For this case, we must find the inverse of the following function:
[tex]f (x) = \frac {5x + 1} {- x + 7}\\x\neq 7[/tex]
To find the inverse we follow the steps below:
[tex]y = \frac {5x + 1} {- x + 7}[/tex]
We rewrite the denominator:
[tex]y = \frac {5x + 1} {- (x-7)}\\y = - \frac {5x + 1} {(x-7)}[/tex]
We exchange variables:
[tex]x = - \frac{5y + 1} {(y-7)}[/tex]
We solve for y:
We multiply on both sides of the equation by (y-7)
[tex]x (y-7) = - 5y-1\\xy-7x = -5y-1[/tex]

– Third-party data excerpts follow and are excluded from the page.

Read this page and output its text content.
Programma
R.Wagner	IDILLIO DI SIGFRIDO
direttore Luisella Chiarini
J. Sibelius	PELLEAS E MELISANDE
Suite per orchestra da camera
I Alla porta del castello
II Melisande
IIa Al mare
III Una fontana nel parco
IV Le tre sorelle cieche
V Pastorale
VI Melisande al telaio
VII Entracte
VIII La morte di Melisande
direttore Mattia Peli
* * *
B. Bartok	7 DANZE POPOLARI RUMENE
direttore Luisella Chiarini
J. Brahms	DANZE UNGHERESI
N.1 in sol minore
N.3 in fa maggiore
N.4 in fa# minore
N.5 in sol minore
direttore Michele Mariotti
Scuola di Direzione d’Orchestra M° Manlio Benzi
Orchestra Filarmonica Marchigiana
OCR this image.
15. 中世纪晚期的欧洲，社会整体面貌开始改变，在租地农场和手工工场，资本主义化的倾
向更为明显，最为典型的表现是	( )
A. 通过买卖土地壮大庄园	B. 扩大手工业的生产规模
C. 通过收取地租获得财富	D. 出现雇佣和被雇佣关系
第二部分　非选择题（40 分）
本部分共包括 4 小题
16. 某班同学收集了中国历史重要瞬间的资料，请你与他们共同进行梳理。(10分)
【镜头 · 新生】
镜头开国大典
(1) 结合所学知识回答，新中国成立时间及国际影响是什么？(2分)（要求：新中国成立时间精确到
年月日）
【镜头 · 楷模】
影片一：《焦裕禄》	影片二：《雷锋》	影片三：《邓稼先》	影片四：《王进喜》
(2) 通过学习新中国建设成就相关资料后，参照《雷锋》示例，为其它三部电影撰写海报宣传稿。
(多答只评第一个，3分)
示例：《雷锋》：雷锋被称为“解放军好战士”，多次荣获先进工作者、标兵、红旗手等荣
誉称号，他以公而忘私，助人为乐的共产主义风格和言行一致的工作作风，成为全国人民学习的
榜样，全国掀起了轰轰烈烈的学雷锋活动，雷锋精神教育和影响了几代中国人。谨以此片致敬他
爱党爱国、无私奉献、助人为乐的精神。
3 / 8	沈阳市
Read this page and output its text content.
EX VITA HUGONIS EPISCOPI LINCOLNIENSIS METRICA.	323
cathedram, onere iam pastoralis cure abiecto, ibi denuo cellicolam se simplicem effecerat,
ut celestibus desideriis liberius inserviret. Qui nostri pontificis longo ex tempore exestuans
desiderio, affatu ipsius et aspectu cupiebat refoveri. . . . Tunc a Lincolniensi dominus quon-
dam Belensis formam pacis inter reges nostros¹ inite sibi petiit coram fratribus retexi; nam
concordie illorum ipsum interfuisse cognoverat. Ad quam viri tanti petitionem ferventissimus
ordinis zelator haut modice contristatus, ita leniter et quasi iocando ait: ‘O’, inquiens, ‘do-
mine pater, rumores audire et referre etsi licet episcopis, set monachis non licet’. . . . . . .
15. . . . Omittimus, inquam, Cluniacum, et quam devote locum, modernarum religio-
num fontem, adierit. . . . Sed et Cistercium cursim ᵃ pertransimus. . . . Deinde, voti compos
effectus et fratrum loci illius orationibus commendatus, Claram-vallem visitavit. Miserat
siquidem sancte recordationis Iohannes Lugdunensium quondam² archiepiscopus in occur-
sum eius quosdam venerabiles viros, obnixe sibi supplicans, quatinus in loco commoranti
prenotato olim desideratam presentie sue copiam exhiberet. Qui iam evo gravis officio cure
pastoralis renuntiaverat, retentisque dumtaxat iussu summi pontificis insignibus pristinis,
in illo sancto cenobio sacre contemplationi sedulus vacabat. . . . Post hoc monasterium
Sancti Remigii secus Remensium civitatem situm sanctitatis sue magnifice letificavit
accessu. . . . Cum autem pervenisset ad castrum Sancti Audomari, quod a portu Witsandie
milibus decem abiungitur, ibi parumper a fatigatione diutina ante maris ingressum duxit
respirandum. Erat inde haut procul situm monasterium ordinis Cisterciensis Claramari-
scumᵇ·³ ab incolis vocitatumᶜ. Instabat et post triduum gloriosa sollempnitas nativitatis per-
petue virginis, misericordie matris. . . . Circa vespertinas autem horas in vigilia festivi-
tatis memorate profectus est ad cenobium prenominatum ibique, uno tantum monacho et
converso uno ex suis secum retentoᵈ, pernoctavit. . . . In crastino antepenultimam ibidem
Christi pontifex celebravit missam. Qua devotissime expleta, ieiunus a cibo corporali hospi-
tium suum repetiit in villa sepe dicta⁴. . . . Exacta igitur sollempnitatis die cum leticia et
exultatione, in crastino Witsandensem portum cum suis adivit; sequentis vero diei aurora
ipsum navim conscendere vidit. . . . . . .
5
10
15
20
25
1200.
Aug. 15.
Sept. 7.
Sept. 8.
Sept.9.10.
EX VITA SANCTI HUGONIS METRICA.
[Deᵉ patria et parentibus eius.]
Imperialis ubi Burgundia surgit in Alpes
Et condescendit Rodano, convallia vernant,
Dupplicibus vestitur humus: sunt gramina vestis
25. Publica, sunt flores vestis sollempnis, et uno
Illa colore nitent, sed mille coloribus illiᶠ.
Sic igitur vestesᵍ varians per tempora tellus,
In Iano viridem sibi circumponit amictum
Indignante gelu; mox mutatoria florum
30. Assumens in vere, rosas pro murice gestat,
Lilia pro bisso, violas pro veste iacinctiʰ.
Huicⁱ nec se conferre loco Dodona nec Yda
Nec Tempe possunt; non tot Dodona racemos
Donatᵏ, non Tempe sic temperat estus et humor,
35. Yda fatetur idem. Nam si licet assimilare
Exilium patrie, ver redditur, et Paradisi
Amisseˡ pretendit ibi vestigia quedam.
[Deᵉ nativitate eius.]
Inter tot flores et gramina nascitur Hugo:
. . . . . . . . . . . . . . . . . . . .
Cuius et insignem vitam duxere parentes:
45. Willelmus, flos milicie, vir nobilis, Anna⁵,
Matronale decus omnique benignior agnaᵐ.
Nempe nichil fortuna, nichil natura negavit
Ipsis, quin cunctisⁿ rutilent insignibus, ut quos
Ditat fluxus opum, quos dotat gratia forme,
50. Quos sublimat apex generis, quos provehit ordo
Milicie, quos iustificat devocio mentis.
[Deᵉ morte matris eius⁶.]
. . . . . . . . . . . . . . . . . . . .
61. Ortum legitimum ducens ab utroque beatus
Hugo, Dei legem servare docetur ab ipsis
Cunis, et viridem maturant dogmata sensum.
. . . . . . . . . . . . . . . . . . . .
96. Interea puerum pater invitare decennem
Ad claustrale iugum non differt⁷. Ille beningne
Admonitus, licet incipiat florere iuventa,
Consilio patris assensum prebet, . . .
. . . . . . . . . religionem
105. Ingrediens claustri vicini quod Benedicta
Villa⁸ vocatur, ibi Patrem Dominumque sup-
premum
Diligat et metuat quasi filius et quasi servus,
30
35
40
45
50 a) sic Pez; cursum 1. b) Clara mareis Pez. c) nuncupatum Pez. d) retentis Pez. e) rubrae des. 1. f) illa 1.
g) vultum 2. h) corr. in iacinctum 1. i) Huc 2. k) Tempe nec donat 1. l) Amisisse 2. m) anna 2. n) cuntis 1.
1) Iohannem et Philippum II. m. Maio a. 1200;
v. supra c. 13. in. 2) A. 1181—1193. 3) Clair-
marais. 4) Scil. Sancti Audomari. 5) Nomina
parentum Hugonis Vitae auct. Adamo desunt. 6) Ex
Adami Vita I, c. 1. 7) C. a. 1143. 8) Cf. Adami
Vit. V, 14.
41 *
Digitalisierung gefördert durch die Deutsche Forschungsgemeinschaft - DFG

We subtract xy on both sides of the equation:
[tex]-7x = -5y-1-xy[/tex]
We add 1 to both sides:
[tex]-7x + 1 = -5y-xy[/tex]
We factor for y:
[tex]-7x + 1 = y (-5-x)[/tex]
We divide both sides by (-5-x):
[tex]y = \frac {-7x + 1} {- 5-x}[/tex]
So, we have:
[tex]f ^ {- 1} (x) = \frac {-7x + 1} {- 5-x}[/tex]
Answer:
[tex]f ^ {- 1} (x) = \frac {-7x + 1} {- 5-x}[/tex]
[tex]x\neq -5[/tex]